Pre-tournament ASHA championships
- 1890, 1891, 1892, 1893, 1894, 1895, 1896, 1897, 1898, 1899, 1900, 1901, 1902, 1903, 1904

Pre-tournament ISFA/ISFL championships
- 1905

= Christian Brothers Cadets men's soccer =

American college soccer team

The Christian Brothers Cadets men's soccer team was a varsity college soccer team that represented the Christian Brothers College (now a high school) from the 1870s until the 1910s.

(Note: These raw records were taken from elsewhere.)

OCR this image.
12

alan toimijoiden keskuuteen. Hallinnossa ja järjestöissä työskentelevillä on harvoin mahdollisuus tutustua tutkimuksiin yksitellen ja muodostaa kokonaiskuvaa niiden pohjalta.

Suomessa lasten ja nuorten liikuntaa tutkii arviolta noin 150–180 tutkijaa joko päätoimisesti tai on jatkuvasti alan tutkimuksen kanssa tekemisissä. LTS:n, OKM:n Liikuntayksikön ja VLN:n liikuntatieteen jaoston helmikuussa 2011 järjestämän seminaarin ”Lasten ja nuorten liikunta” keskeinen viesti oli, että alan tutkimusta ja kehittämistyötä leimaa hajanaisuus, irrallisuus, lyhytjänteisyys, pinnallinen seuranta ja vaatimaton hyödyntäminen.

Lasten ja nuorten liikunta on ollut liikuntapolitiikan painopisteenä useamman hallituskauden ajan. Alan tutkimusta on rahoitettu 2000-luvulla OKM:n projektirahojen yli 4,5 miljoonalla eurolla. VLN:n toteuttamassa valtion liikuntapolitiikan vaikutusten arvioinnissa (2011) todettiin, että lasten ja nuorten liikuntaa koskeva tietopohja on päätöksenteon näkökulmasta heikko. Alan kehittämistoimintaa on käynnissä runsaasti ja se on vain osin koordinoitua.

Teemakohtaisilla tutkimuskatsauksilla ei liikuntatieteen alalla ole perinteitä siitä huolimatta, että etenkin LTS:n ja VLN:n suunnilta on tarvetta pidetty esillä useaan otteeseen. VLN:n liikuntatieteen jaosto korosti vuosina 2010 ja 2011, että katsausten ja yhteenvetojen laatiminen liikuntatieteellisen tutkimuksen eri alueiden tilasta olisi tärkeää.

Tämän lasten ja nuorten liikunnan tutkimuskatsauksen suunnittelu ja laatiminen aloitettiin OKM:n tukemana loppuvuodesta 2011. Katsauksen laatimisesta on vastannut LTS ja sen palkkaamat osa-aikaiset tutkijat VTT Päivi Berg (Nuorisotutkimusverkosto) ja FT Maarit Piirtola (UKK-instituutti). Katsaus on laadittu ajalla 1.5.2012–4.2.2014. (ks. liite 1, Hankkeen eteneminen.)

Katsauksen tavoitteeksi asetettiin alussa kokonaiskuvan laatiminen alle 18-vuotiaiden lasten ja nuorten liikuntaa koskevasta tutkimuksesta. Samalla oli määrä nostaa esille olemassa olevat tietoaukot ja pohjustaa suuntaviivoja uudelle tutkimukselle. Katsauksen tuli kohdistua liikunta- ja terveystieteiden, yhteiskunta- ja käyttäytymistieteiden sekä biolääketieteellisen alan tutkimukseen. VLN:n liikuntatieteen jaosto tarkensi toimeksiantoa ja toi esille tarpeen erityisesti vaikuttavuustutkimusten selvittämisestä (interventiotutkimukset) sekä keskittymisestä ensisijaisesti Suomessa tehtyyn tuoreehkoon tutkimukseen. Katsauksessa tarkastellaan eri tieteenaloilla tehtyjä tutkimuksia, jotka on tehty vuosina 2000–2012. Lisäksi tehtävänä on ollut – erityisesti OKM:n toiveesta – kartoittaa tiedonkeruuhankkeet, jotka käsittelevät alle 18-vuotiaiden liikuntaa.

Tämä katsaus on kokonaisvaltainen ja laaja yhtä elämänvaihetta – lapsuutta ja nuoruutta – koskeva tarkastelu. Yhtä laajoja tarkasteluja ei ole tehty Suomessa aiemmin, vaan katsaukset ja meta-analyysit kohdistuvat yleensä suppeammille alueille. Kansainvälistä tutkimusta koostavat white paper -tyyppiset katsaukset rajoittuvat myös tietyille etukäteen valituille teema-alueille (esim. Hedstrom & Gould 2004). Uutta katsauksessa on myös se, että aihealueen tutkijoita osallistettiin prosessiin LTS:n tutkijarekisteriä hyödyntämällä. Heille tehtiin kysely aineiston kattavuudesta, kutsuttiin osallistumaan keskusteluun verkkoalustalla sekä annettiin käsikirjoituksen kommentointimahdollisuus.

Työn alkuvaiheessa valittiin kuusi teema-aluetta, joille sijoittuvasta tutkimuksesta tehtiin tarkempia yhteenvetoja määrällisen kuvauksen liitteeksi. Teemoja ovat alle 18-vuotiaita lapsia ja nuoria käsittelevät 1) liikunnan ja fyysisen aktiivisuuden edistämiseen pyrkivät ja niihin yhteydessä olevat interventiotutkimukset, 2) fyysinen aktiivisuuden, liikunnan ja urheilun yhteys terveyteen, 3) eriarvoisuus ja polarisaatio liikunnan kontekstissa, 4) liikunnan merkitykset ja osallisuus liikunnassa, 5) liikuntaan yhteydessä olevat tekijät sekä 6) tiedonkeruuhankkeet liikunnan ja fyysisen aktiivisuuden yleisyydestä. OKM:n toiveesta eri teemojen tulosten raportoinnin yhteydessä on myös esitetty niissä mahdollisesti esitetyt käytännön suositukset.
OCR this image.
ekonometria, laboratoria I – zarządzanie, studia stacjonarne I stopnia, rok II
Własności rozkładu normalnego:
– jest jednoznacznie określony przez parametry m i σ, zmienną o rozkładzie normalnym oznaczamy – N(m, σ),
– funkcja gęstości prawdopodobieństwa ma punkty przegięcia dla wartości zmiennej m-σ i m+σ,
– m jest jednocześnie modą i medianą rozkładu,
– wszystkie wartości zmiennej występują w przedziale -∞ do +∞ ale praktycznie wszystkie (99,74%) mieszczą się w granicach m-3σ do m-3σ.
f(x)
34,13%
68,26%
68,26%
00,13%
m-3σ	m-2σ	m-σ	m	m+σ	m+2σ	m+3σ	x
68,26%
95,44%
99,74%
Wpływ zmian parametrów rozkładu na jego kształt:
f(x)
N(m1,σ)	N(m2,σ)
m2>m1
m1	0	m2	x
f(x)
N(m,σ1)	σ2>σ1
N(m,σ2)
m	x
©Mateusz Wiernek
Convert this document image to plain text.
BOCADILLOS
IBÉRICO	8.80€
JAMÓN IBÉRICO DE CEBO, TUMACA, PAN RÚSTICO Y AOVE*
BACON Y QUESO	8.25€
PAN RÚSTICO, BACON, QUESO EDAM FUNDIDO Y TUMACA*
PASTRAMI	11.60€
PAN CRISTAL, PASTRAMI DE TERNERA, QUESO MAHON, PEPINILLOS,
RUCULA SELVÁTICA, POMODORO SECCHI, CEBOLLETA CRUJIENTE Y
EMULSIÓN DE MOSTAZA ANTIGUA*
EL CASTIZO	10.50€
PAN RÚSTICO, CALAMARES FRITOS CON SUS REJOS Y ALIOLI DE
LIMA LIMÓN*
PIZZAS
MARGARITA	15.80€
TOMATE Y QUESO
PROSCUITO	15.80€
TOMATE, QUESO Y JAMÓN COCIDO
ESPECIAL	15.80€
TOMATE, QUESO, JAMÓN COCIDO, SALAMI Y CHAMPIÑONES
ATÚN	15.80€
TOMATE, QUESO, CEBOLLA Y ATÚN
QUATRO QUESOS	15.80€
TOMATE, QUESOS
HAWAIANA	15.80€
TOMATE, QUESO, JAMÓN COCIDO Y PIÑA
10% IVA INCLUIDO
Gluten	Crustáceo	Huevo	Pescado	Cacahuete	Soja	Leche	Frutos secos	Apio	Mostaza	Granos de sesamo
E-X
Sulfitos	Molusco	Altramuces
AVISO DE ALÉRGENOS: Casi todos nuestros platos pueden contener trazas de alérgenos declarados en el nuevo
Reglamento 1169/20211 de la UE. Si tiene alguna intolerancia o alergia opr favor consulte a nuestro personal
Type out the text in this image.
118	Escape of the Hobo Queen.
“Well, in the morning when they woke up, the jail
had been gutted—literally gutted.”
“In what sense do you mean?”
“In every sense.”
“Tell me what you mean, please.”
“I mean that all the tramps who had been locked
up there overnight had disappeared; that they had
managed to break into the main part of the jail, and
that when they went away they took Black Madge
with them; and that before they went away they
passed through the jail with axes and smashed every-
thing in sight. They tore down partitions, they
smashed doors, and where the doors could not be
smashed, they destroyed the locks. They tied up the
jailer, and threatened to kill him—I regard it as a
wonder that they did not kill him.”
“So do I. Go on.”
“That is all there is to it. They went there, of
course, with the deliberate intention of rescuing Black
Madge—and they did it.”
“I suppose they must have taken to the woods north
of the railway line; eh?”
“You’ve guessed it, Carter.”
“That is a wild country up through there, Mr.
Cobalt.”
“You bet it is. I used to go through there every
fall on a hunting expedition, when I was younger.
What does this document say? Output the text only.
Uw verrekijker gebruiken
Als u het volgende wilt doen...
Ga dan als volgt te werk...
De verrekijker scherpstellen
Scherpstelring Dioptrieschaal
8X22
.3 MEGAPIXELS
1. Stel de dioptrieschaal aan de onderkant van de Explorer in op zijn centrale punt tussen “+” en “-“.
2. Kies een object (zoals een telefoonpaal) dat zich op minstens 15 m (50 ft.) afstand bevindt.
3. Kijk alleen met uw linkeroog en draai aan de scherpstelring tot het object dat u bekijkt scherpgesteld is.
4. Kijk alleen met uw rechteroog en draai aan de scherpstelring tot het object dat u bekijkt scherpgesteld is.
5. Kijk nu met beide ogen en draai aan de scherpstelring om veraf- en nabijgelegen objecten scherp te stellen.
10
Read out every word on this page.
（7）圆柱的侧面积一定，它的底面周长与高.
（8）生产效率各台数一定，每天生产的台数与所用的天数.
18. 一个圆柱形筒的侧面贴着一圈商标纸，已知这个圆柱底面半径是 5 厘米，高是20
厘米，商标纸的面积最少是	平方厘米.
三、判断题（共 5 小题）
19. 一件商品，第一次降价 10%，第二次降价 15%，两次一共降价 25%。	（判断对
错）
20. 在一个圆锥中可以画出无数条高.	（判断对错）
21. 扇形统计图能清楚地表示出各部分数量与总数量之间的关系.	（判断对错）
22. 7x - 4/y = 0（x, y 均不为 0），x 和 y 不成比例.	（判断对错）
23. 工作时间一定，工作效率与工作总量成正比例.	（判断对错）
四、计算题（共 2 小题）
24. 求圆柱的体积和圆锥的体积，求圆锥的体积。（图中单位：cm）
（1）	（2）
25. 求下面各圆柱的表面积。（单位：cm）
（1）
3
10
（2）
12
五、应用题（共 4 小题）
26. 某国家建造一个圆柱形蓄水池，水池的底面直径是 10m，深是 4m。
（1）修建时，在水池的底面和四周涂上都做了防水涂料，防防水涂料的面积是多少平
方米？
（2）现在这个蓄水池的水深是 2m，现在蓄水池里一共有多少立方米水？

The team is best known for being one of the most dominant pre-regulation college soccer programs in the United States, retroactively winning ASHA and IFRA pre-regulation national championships. In total, the Cadets won 16 consecutive national championships between 1890 and 1905. The 1905 title was shared with Haverford College by the Intercollegiate Soccer Football League, which was the governing body of college soccer in the United States from 1904 until 1958 (the NCAA began governing college soccer in 1959).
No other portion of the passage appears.